El hombre sexagenario

Si de algo podrá jactarse Robin Williams allá donde vaya, es que se dio el gusto de caracterizar todo tipo de personaje, y siempre salir airoso del desafío, la mayoría de las veces dejando una huella enorme y levantando la vara unos metros para quienes pretendieran seguir su camino. Desde un robot que comienza a experimentar emociones humanas en Bicentennial Man (1999), el film que adapta el cuento corto homónimo de Isaac Asimov, hasta un niño de 10 años con el cuerpo de una persona de 40 en Jack (1996), desde el excéntrico doctor que cura con el humor en Patch Adams (1998) hasta el travestismo del ama de llaves inglesa de Mrs. Doubtfire (1993), desde el satírico conductor televisivo que se postula a la presidencia de U.S.A. en Man of the Year (2006) hasta el inolvidable terapeuta que logra penetrar las defensas psicológicas del introvertido personaje de Matt Damon en Good Will Hunting (1997), el inolvidable film de Gus Van Sant por el cual Williams ganó el único de los 4 oscars a los que fue nominado [ Las otras 3 nominaciones fueron por The Fisher King (1991), Dead Poets Society (1989) y Good Morning, Vietnam (1987), obviamente]. Siendo así, la trayectoria de este monstruo es inclasificable, por eso me turba un poco cuando se lo etiqueta: de todos los “comediantes” de su generación es el único que transitó por caminos tan diversos con resultados tan satisfactorios. Pero no por eso cada uno de nosotros guarda su propio recuerdo único y personal, aquel que cuando cerramos los ojos y pensamos en él se nos viene a la mente casi de forma instantánea, y si bien, como comenté al principio de esta reseña, una de las películas que más me 
marcó de él fue Good Morning, Vietnam, al escribir este artículo recordé un detalle no menor, que podría ser validado por mis hermanos y mis padres si leyeran este texto: desde principios de los ’90 (momento en el cual yo estaba cursando la secundaria) hasta que me fui de ese departamento a finales del 2006, la puerta de mi dormitorio estuvo decorada con el poster de una película, Hook (1991), esa bellísima producción producida y dirigida por otro animal del cine, Steven Spielberg (si mi memoria no me falla es la única vez que Spielberg lo dirigió a Williams en un protagónico), que como todos recordamos es una fábula acerca de la pérdida de la inocencia en los adultos. Si bien el personaje de Robin Williams en el film es un adulto que ha logrado conformar una familia (de hecho el meollo de la trama está anclado en el secuestro de dicha familia), algo que yo aún no pude realizar, claramente me siento muy identificado con ese personaje, que creyó que el camino para madurar y ser alguien dentro de esta sociedad era desprenderse de las fantasías y los juegos de nuestra niñez, y termina cayendo en la cuenta de que, para él, esa no era una opción si quería ser feliz. 

Y es verdad, es cierto, pocas cosas son casuales y hay conexiones allá donde no las vemos.

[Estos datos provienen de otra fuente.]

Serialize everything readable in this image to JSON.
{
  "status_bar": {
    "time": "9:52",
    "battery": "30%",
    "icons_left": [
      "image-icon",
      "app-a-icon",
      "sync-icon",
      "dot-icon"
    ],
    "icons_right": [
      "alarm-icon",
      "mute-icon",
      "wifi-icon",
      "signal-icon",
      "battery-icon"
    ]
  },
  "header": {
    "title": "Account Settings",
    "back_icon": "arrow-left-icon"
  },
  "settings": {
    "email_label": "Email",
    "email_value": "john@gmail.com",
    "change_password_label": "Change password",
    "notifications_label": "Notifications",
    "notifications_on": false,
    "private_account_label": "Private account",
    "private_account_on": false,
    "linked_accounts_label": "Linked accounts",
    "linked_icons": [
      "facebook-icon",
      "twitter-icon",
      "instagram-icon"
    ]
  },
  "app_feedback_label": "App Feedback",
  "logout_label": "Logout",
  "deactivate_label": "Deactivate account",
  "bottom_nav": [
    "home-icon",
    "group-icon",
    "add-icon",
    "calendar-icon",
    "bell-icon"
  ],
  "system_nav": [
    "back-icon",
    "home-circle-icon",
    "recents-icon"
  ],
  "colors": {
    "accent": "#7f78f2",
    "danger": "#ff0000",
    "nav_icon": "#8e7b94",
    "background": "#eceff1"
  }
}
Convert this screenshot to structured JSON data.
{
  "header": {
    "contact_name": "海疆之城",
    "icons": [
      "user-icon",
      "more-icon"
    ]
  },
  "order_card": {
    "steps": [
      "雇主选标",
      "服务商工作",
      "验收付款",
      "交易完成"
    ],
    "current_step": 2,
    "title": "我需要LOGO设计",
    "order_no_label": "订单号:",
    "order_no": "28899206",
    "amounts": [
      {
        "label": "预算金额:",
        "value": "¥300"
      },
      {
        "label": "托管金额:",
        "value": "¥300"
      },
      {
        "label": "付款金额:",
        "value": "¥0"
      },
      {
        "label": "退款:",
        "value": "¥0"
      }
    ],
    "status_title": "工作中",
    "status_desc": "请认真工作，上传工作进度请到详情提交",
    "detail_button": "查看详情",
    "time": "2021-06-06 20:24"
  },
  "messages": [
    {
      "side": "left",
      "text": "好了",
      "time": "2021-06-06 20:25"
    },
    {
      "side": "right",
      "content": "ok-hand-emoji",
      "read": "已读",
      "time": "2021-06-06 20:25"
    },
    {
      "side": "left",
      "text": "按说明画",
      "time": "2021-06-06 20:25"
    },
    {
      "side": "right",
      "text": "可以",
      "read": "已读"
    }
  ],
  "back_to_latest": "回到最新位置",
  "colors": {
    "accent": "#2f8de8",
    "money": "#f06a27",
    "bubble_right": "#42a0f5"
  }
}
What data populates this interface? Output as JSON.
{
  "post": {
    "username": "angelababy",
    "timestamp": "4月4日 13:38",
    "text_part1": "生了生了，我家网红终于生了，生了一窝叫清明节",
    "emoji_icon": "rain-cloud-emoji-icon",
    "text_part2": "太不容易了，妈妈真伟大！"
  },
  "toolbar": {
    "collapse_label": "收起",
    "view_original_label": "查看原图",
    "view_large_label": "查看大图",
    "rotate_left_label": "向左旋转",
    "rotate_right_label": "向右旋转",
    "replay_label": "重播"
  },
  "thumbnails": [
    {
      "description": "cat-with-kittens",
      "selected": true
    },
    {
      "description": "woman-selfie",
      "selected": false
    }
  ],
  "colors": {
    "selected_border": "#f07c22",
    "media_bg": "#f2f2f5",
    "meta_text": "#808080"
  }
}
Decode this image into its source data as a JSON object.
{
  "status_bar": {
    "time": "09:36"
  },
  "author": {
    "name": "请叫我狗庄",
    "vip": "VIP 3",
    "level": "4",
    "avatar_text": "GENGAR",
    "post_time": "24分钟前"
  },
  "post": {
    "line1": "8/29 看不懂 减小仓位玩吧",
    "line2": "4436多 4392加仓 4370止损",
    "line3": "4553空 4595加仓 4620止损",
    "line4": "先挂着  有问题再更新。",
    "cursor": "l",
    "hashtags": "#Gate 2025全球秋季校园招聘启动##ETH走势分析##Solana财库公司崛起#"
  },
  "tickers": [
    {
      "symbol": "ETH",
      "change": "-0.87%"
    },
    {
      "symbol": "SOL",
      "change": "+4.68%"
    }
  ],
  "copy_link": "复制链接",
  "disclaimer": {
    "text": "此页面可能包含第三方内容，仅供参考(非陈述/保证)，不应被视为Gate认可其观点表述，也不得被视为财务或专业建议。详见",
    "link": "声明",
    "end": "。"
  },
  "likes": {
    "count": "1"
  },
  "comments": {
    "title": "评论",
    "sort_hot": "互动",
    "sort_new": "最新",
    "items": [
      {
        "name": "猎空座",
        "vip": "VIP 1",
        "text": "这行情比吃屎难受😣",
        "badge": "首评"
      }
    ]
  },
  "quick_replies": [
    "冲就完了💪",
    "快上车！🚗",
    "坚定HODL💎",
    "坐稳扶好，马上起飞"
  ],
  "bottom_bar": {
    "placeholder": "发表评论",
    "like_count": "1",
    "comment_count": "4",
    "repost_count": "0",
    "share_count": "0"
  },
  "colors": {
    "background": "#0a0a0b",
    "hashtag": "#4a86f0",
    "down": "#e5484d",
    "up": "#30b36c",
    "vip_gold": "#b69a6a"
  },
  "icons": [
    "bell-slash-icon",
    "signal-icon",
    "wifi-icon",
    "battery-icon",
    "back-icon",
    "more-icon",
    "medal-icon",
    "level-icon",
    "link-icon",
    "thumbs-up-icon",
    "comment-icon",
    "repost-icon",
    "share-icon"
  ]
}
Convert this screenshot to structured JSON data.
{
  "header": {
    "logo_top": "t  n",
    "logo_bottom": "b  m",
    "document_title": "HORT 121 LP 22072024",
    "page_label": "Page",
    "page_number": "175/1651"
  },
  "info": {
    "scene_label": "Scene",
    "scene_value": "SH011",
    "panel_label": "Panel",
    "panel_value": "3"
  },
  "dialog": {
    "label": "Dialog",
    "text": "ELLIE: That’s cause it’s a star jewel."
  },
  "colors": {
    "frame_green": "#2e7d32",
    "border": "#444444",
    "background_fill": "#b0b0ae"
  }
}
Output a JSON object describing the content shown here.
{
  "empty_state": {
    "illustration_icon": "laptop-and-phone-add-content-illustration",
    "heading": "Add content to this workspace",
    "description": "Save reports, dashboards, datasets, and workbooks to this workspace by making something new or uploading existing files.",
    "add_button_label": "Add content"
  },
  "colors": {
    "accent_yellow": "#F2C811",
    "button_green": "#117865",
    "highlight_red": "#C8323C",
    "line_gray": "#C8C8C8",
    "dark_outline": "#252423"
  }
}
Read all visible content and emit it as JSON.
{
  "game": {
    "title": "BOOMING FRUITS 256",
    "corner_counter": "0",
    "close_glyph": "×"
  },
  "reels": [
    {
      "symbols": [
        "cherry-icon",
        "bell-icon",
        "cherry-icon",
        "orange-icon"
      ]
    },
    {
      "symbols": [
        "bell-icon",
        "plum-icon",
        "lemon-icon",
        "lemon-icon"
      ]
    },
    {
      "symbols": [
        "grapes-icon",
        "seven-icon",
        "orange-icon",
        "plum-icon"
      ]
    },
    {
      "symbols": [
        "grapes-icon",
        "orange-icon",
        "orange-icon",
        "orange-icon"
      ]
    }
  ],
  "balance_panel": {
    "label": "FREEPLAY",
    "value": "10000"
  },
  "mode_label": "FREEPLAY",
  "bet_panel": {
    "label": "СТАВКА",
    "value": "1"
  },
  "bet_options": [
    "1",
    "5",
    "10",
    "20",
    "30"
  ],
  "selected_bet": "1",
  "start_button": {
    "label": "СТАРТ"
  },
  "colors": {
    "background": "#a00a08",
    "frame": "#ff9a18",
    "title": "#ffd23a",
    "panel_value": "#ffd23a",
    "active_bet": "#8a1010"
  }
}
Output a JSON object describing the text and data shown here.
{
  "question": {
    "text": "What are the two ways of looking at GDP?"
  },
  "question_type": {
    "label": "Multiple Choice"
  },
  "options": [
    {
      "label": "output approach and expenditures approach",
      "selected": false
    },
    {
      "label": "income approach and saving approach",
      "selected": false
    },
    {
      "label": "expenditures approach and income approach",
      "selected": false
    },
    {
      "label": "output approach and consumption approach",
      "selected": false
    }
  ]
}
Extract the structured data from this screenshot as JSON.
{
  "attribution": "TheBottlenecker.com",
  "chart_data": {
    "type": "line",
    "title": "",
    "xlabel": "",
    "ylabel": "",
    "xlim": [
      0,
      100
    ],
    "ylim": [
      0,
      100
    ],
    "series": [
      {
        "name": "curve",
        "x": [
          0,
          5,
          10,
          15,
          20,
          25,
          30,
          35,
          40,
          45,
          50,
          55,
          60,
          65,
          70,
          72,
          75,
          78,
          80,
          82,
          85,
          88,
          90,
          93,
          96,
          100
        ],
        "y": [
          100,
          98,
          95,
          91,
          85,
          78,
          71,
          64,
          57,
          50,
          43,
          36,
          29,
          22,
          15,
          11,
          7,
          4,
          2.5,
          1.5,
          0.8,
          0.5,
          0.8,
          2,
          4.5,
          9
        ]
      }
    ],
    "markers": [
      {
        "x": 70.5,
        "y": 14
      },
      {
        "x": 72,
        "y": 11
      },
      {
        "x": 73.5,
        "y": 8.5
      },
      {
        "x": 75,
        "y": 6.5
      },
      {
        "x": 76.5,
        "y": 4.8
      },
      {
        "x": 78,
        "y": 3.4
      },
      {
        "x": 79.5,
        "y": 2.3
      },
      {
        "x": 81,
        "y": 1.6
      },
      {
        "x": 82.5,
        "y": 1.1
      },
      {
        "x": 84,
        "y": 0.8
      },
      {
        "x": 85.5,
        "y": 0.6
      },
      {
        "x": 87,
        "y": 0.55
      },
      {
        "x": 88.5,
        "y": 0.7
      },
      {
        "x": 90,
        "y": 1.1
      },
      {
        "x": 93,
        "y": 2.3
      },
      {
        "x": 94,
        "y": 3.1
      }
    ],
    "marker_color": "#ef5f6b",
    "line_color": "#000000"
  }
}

Probablemente Hook sea una de las películas que más veces vi de Robin Williams, consciente e inconscientemente, y haber vivido con ese poster en mi pieza durante una década y media de mi existencia no fue algo azaroso, fue una declaración de principios. Hoy lo sé porque ya he tomado distancia de mi niñez, de mi secundaria y de aquellos primeros años enfrentando el mundo real lejos del amparo de mi familia, hoy soy un adulto y sé que nunca voy a cansarme de jugar, jamás voy a dejar de encontrar un goce en aquellos entretenimientos que solían (y a veces “suelen”) estar relacionados con la niñez. Otra lección más de vida que aprendí con Robin Williams. Te vamos a extrañar horrores. Los espero la semana que viene, aquí, en Tierra Freak.